Além do mais, os engenheiros, como as grávidas, não têm tempo para si, pois se dedicam noite e dia à causa, ou seja, a esse filho que vai nascer. 
E depois de concluído o trabalho?
Mais uma vez, comparo com a gestação. Tanto depois de dar a luz, quanto após entregar uma obra, algumas pessoas têm o que se chama de blue, que na verdade é uma depressão, um sentimento de vazio, de interiorização. Quando terminam, são obrigados a se recompor, a pensar em suas próprias vidas e a se perceber com suas próprias identidades. Ao mesmo tempo, há o medo de perder o emprego e a posição. Não é sempre que as empresas podem manter um quadro de pessoal por muito tempo quando não há novos negócios.
A senhora acredita que as construtoras estão atentas a esse problema? Como elas podem atuar para minimizar esses conflitos?
Hoje em dia há uma maior preocupação das construtoras em investir e qualificar seus profissionais, ao mesmo tempo em que precisam correr atrás de novos negócios e enxugar custos fixos. Uma forma de minimizar essa situação é contar com o suporte de uma consultoria em RH que esteja atenta a essas questões e faça um trabalho de valorização do ser humano que, afinal de contas, é a peça fundamental de toda e qualquer empresa.
O que os engenheiros podem fazer para aliviar o estresse da mudança? Como eles devem agir para que sua insegurança não se dissemine entre as pessoas que o rodeiam?

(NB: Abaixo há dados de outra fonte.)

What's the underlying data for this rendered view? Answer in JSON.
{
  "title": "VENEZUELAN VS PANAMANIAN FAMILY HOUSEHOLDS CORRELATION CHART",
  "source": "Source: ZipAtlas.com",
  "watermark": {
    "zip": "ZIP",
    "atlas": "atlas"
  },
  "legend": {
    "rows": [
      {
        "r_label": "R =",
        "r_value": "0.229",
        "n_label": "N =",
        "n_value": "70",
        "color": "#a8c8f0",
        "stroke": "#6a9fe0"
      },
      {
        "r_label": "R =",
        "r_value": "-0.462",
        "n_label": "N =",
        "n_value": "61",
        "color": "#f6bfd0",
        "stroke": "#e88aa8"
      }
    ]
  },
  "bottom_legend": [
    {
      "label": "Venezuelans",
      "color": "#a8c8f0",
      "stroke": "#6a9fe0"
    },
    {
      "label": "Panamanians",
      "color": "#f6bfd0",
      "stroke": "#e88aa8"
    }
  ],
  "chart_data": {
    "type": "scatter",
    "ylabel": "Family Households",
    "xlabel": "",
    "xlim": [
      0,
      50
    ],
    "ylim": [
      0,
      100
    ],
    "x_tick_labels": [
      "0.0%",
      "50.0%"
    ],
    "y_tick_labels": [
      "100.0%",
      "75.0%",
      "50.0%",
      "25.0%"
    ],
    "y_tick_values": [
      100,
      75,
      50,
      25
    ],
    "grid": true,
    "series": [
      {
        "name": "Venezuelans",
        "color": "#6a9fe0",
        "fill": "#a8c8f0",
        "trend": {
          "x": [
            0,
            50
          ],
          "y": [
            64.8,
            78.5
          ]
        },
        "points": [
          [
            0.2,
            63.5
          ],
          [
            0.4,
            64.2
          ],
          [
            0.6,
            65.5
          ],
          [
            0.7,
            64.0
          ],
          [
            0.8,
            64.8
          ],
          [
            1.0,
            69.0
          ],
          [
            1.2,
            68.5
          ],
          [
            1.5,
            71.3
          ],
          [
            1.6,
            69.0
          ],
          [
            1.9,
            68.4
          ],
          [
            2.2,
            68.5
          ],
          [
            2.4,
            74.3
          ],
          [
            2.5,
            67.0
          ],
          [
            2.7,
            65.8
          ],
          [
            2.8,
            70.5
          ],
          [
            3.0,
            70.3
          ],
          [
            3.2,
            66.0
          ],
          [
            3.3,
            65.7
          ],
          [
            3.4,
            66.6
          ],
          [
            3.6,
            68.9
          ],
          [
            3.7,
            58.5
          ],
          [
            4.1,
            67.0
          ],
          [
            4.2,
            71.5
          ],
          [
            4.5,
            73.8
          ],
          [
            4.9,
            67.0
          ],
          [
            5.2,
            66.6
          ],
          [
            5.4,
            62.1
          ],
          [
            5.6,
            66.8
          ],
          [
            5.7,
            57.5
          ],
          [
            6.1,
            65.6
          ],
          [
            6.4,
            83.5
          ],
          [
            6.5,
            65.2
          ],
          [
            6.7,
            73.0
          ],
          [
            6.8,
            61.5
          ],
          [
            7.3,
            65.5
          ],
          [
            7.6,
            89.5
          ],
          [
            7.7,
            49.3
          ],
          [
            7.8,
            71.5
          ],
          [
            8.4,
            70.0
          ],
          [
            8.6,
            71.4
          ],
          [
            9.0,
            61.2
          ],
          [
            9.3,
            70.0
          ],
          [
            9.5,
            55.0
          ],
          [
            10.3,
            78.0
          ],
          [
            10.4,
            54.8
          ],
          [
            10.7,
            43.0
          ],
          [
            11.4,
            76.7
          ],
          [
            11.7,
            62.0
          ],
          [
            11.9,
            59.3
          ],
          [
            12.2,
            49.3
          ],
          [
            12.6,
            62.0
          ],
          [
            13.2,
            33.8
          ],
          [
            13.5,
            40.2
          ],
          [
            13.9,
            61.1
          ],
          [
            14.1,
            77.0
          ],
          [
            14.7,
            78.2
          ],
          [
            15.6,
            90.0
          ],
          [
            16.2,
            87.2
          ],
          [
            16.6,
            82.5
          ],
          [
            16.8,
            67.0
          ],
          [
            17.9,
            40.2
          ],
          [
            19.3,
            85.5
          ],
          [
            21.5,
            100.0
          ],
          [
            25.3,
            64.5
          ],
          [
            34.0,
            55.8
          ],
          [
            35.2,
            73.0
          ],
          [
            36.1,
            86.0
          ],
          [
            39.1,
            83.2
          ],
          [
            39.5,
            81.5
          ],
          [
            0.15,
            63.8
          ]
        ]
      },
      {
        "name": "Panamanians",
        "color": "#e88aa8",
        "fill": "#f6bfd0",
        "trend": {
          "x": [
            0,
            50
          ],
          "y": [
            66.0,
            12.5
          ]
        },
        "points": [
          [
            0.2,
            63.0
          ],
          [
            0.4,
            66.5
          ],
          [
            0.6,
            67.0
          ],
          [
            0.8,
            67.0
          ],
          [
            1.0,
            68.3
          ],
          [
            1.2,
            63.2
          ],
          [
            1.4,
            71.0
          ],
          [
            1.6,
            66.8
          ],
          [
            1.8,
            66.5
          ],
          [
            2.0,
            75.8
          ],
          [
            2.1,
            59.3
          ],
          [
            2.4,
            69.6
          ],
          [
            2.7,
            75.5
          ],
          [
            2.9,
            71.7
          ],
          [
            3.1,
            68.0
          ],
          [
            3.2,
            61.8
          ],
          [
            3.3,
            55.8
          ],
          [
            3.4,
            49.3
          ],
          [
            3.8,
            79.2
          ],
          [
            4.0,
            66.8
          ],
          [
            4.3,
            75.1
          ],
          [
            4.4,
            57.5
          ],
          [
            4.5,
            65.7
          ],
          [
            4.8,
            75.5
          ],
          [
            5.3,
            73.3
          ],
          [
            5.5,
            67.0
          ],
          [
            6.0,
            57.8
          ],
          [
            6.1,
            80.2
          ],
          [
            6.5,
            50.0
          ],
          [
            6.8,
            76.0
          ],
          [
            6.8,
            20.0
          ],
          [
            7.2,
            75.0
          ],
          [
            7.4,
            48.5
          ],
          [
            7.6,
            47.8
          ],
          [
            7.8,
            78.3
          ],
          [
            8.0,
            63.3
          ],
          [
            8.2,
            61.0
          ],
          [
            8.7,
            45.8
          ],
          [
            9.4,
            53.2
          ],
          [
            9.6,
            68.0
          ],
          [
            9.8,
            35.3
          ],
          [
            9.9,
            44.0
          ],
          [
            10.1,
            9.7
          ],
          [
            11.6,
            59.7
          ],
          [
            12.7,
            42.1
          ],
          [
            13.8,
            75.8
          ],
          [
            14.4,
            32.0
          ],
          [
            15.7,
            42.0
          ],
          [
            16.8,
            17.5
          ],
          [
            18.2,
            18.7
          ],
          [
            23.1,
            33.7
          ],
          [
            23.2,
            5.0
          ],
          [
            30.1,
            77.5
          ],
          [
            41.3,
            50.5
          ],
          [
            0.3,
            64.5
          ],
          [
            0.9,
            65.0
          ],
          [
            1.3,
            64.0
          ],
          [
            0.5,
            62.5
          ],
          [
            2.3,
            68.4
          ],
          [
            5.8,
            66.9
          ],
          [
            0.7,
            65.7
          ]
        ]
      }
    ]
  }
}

Os engenheiros de hoje precisam atuar também como mediadores e facilitadores dos processos de mudança. Não é fácil, mas extremamente necessário no mundo de hoje. Há um termo que uso com freqüência e é comum nesse ambiente construtivo, que é a resiliência, a capacidade de deformação de um material. Os engenheiros precisam desenvolver essa flexibilidade para enfrentar situações como essa. Mas, para isso, precisam receber ferramentas e instrumentos que possam auxiliá-los nesse processo. Mais uma vez, a área de RH tem que atuar como parceiro no dia-a-dia. Além de tudo isso, os engenheiros podem implementar alguns programas e treinamentos de motivação, de trabalho em equipe e de lazer para todo o pessoal da obra, de forma a levar um pouco de alegria e descontração.